Horror comes in all shapes and sizes – and yes, that includes those so-called “thrillers” that Hollywood refuses to pigeonhole as genre fare. But horror, in its rawest forms, was always uncomfortable viewing pushing the audience to their limits. That’s why the genre appeals, that’s where the genre pushes boundaries and that’s why there’s nothing quite like a horror movie. And under those terms The Ringmaster is most-certainly a HORROR movie.

Described as “challenging”, The Ringmaster is actually nothing of the sort. It is instead an old-school horror movie filled with evil men doing unspeakable, and more importantly horrific, things to their victims. That their victims here are two women seems to be where the “challenging” tag has come from. For woe betide any film sticks to the tropes of the genre and has female victims right?! I get that we’re supposed to have moved on from having women terrorised by evil men but sometimes, as is the case here, its fine to go with tradition and have women as the victims; after all where would horror be without the “final girl” trope? It’s a testament to the trope and to The Ringmaster itself, that the audience is rooting for the protagonists to survive and even more, get their comeuppance on their torturers.

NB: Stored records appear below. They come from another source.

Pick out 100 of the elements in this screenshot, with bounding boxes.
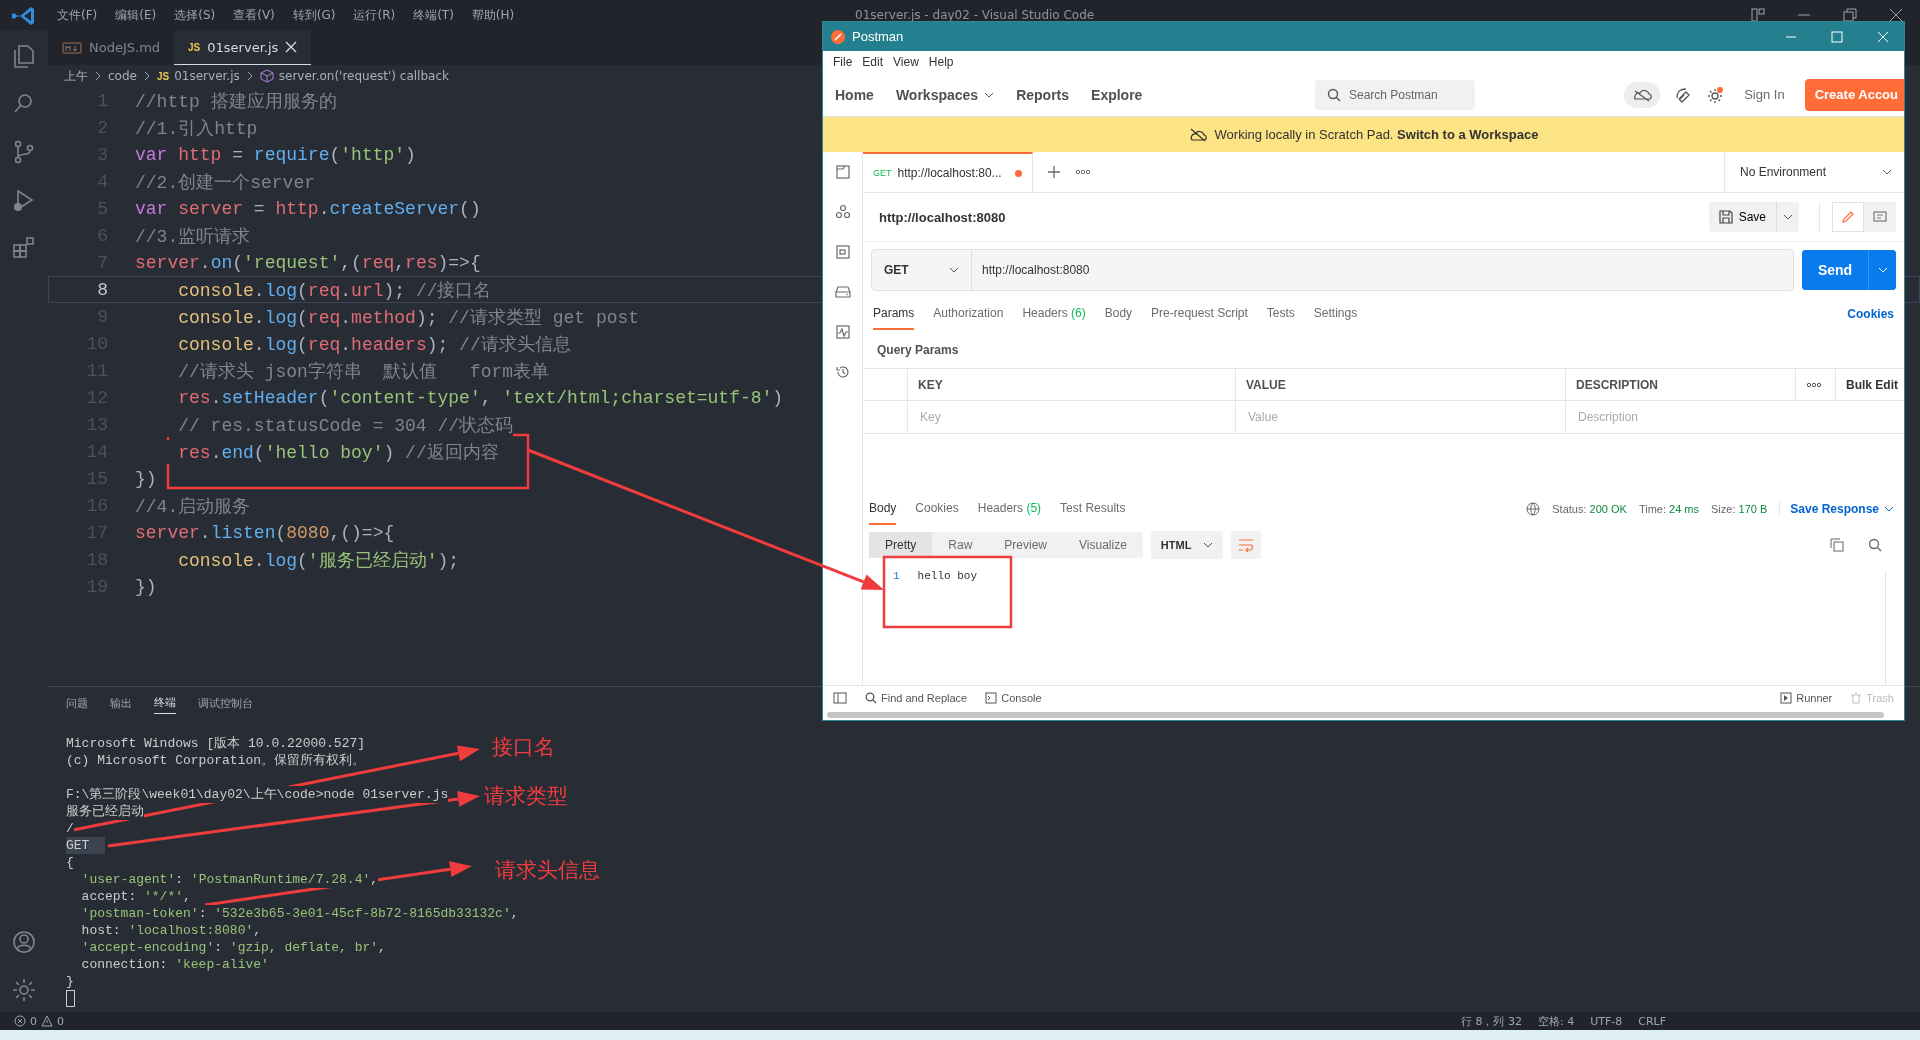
param-field[interactable]: Key — [918, 409, 1235, 425]
menu-item[interactable]: 选择(S) — [165, 6, 225, 24]
collection-icon[interactable] — [834, 164, 851, 180]
status-item[interactable]: CRLF — [1638, 1014, 1666, 1028]
panel-tab[interactable]: 输出 — [110, 692, 132, 714]
menu-item[interactable]: 终端(T) — [404, 6, 463, 24]
menu-item[interactable]: 文件(F) — [48, 6, 107, 24]
request-tab[interactable]: GET http://localhost:80... — [863, 152, 1033, 192]
account-icon[interactable] — [10, 928, 38, 956]
status-item[interactable]: UTF-8 — [1590, 1014, 1623, 1028]
save-response-button[interactable]: Save Response — [1779, 502, 1894, 516]
status-item[interactable]: 空格: 4 — [1537, 1013, 1575, 1029]
history-icon[interactable] — [834, 364, 851, 380]
param-field[interactable]: Description — [1576, 409, 1904, 425]
comments-button[interactable] — [1864, 202, 1896, 232]
format-tab[interactable]: Visualize — [1063, 532, 1143, 558]
menu-item[interactable]: View — [888, 55, 924, 69]
layout-icon[interactable] — [1750, 7, 1766, 23]
sidebar-toggle-icon[interactable] — [833, 692, 847, 704]
tab[interactable]: Body — [869, 493, 897, 525]
section-title: Query Params — [876, 342, 960, 359]
panel-tab[interactable]: 终端 — [154, 692, 176, 714]
caret-icon — [1884, 505, 1894, 513]
environment-dropdown[interactable]: No Environment — [1724, 152, 1904, 192]
nav-link[interactable]: Workspaces — [895, 86, 995, 103]
trash-icon — [1850, 692, 1863, 704]
tab[interactable]: Cookies — [915, 493, 959, 525]
globe-icon[interactable] — [1526, 502, 1541, 516]
search-field[interactable]: Search Postman — [1315, 79, 1475, 110]
footer-button[interactable]: Console — [985, 692, 1042, 704]
more-icon[interactable] — [1075, 169, 1091, 175]
edit-button[interactable] — [1832, 202, 1864, 232]
api-icon[interactable] — [834, 204, 851, 220]
error-count[interactable]: 0 — [30, 1014, 37, 1028]
nav-link[interactable]: Reports — [1016, 86, 1070, 103]
search-icon — [865, 692, 877, 704]
menu-item[interactable]: File — [828, 55, 858, 69]
breadcrumb-item[interactable]: 上午 — [64, 67, 88, 85]
format-tab[interactable]: Raw — [932, 532, 989, 558]
unsaved-dot — [1015, 169, 1022, 177]
annotation-label: 请求类型 — [484, 783, 568, 810]
response-stat: Status: 200 OK — [1552, 503, 1627, 515]
more-icon[interactable] — [1806, 381, 1822, 388]
format-tab[interactable]: Pretty — [869, 532, 933, 558]
tab[interactable]: Tests — [1266, 298, 1295, 330]
tab[interactable]: Settings — [1313, 298, 1358, 330]
tab[interactable]: Pre-request Script — [1151, 298, 1248, 330]
nav-link[interactable]: Explore — [1091, 86, 1143, 103]
tab[interactable]: Headers (5) — [977, 493, 1042, 525]
warning-icon[interactable] — [41, 1015, 53, 1027]
caret-icon — [1203, 541, 1214, 549]
environment-icon[interactable] — [834, 244, 851, 260]
plus-icon[interactable] — [1047, 165, 1061, 179]
format-tab[interactable]: Preview — [988, 532, 1064, 558]
breadcrumb-item[interactable]: server.on('request') callback — [278, 69, 449, 83]
editor-tab[interactable]: NodeJS.md — [48, 30, 175, 65]
menu-item[interactable]: 编辑(E) — [106, 6, 166, 24]
language-dropdown[interactable]: HTML — [1150, 531, 1224, 559]
maximize-icon[interactable] — [1830, 29, 1844, 44]
panel-tab[interactable]: 问题 — [66, 692, 88, 714]
menu-item[interactable]: 运行(R) — [344, 6, 405, 24]
file-type-label: JS — [188, 41, 201, 53]
settings-icon[interactable] — [1706, 85, 1725, 104]
restore-icon[interactable] — [1842, 7, 1858, 23]
menu-item[interactable]: 查看(V) — [224, 6, 284, 24]
close-icon[interactable] — [285, 41, 298, 53]
server-icon[interactable] — [834, 284, 851, 300]
nav-link[interactable]: Home — [835, 86, 874, 103]
pencil-icon — [1841, 210, 1855, 224]
menu-item[interactable]: Edit — [857, 55, 889, 69]
copy-icon[interactable] — [1830, 538, 1844, 552]
breadcrumb-item[interactable]: 01server.js — [174, 69, 240, 83]
bulk-edit-link[interactable]: Bulk Edit — [1836, 369, 1904, 401]
cloud-off-icon — [1188, 127, 1207, 142]
menu-item[interactable]: Help — [923, 55, 959, 69]
tab[interactable]: Headers (6) — [1022, 298, 1086, 330]
error-icon[interactable] — [14, 1015, 26, 1027]
status-item[interactable]: 行 8，列 32 — [1460, 1013, 1522, 1029]
sign-in-link[interactable]: Sign In — [1744, 87, 1785, 102]
close-icon[interactable] — [1888, 7, 1904, 23]
tab[interactable]: Authorization — [933, 298, 1004, 330]
menu-item[interactable]: 帮助(H) — [462, 6, 524, 24]
footer-button[interactable]: Runner — [1780, 692, 1833, 704]
breadcrumb-item[interactable]: code — [108, 69, 137, 83]
menu-item[interactable]: 转到(G) — [283, 6, 345, 24]
tab[interactable]: Body — [1104, 298, 1133, 330]
footer-button[interactable]: Find and Replace — [865, 692, 968, 704]
warning-count[interactable]: 0 — [57, 1014, 64, 1028]
editor-tab[interactable]: JS 01server.js — [174, 30, 312, 65]
param-field[interactable]: Value — [1246, 409, 1565, 425]
search-icon[interactable] — [1868, 538, 1882, 552]
tab[interactable]: Params — [873, 298, 915, 330]
monitor-icon[interactable] — [834, 324, 851, 340]
cloud-icon[interactable] — [1624, 81, 1661, 108]
cookies-link[interactable]: Cookies — [1847, 307, 1894, 321]
tab[interactable]: Test Results — [1060, 493, 1126, 525]
settings-icon[interactable] — [10, 976, 38, 1004]
panel-tab[interactable]: 调试控制台 — [198, 692, 253, 714]
close-icon[interactable] — [1876, 29, 1890, 44]
annotation-label: 请求头信息 — [495, 857, 600, 884]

And yes I did say torturers; because The Ringmaster features prolonged torture sequences come the second half, sequences which recall the likes of Hostel. In fact The Ringmaster is unexpectedly brutal. Brutal, in the “would normally be resigned to a DVD or streaming debut,” kind of brutal. Brutal in the sense that this film wouldn’t be out of place amongst a genre fans Unearthed Films collection. And given how timid distributors are these days to the more extreme end of horror cinema (the rise of censorship once again across the globe doesn’t help), it’s commendable that Jinga Films’ new horror label Danse Macabre gave this film a chance AND a cinema screening (no matter how short a window) – in its homeland The Ringmaster has gone straight to streaming for example. Yet it deserves so much better.

It’s not all about the torture of course. Like all good horror The Ringmaster has plenty to say about civilisation’s obsession with recording every aspect of their lives, be it via CCTV or the internet; the seedier side of the [dark] web and even – much like Level 16 before it – the divides in society between the haves and have-nots and how privilege and power more often than not corrupts.

Based on a solid core, namely actresses Anne Bergfeld and Karin Michelsen as Agnes and Belinda respectively; a truly villainous antagonist in The Ringmaster, played by Icelandic actor Damon Younger; and a script, story and structure that made for tense viewing, The Ringmaster feels like a breath of old-school horror fresh air in a sea of horror-thrillers and “elevated horror” and as such it’s very welcome, and richly needed.

***** 5/5

The Ringmaster will be available on DVD & Digital Download from 30th November, courtesy of Danse Macabre.